Que nous a appris le mouvement artistique Bauhaus fondé en 1919 par Walter Gropius à Weimar en Allemagne ? L’un des enseignements est qu’on change profondément les choses et les idées en temps de crise. Ne pas avoir peur d’une remise en question de l’existant, tester, expérimenter, travailler sous mode collaboratif pour casser des codes et générer de l’innovation. Sans le savoir Walter Gropius était déjà en avance sur son temps et préfigurait d’un esprit « lean startup » fait d’agilité et de flexibilité.

L’architecture a été profondément marquée par le mouvement Bauhaus. Un nouveau style est sorti de terre où mobiliers, objets, bâtiments ont pris une nouvelle dimension fonctionnelle. Aujourd’hui, un siècle plus tard, sommes-nous en route vers un nouveau Bauhaus européen pour un vivre-ensemble durable !

Intelligence collective et espace public

Le nouveau Bauhaus européen, annoncé par la Commission Européenne, est un projet européen fédérateur qui réunit les meilleurs experts pour construire un cadre de vie répondant aux attentes de la société. L’objectif est d’associer style et durabilité. Pour y parvenir, l’Europe a besoin d’un large engagement des acteurs publics et privés au sein d’un écosystème qui facilite l’innovation et la créativité. Un projet interdisciplinaire où des scientifiques, des architectes, des concepteurs, des artistes, des planificateurs et des représentants de la société civile se retrouvent pour créer des espaces expérimentaux. Ainsi, l’art, la culture, la science et la technologie pourront explorer, imaginer, essayer et démontrer de nouvelles solutions qui contribuent au développement durable de nouveaux marchés pilotes.
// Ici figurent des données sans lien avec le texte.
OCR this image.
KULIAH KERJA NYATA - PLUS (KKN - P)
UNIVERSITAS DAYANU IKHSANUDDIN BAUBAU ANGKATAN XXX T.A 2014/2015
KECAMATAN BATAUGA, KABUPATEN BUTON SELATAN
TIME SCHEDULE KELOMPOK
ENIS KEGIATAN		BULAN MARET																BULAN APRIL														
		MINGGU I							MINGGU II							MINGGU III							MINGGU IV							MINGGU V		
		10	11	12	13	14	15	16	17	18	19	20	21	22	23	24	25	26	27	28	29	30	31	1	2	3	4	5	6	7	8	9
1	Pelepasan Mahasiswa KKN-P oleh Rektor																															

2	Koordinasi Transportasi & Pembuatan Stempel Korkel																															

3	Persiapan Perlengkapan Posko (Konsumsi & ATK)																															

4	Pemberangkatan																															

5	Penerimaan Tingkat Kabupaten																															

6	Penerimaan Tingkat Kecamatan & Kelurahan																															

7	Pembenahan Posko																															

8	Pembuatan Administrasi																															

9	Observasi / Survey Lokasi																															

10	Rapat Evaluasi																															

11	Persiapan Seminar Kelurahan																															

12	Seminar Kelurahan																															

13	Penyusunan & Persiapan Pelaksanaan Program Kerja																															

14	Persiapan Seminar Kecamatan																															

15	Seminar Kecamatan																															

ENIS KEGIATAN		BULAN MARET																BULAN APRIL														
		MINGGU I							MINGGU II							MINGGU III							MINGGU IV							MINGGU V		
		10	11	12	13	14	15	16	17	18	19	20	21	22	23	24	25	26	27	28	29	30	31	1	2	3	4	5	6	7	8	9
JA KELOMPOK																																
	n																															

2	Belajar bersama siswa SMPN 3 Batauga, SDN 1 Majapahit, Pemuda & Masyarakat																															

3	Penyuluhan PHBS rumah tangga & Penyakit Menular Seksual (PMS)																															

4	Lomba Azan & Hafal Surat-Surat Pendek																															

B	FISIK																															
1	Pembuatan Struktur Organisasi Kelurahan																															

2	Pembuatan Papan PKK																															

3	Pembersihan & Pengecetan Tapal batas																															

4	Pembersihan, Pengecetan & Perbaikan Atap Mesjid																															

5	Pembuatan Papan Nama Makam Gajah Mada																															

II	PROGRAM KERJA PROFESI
L’intérêt d’un tel projet réside surtout dans la possibilité offerte de mettre en avant un espace public européen. Les historiens considèrent que cet espace a toujours plus ou moins existé en Europe depuis le Moyen Âge, représenté par les réseaux de communication des savants, des hommes d’Église, des artistes, des lettrés, des diplomates. Espace de communication transnationale, il portait sur des sujets relevant des intérêts communs et soumis à la discussion de tous. La « république des lettres » serait ainsi la première forme de l’espace public européen.  Aujourd’hui, on ne peut donc que saluer l’initiative des institutions, soit un « volontarisme institutionnaliste » ,sans lequel cet espace public sur des questions plus larges comme l’environnement ne pourrait voir le jour.

Prise de conscience sur la dimension climatique

L’architecture doit renouer avec sa dimension météorologique. Les bâtiments sont aujourd’hui responsables de 39% des émissions de gaz à effet de serre. Il est désormais impératif d’assurer une meilleure isolation thermique pour voir émerger des bâtiments zéro-émission, d’utiliser des matériaux à faible empreinte carbone, mais aussi de repenser la forme des villes. Au Japon, l’architecte Kengo Kuma a montré qu’il est possible de ramener la nature en ville avec le projet emblématique du nouveau stade de Tokyo qu’il a conçu à l’occasion des Jeux Olympiques d’été. Il a multiplié des jardins suspendus sur les parois de l’enceinte faite d’acier et de bois. Travaillant partout dans le monde avec du chêne, du bambou ou du cèdre, il s’efforce de créer des bâtiments très aériens, souvent inspirés d’anciens temples japonais, encourageant une circulation de l’air et de la lumière.

Selon Philippe Rahm, les architectes ont l’occasion unique de parler un nouveau langage, d’intégrer les données climatiques non comme des contraintes, mais comme l’occasion de générer une nouvelle esthétique. Alors que l’acier avait généré l’ère des gratte-ciels, le béton celle de l’architecture moderne, le climat peut amorcer une architecture durable et dessiner l’esthétique du XXIème siècle. Le projet du Bauhaus Européen s’inscrit dans cette philosophie.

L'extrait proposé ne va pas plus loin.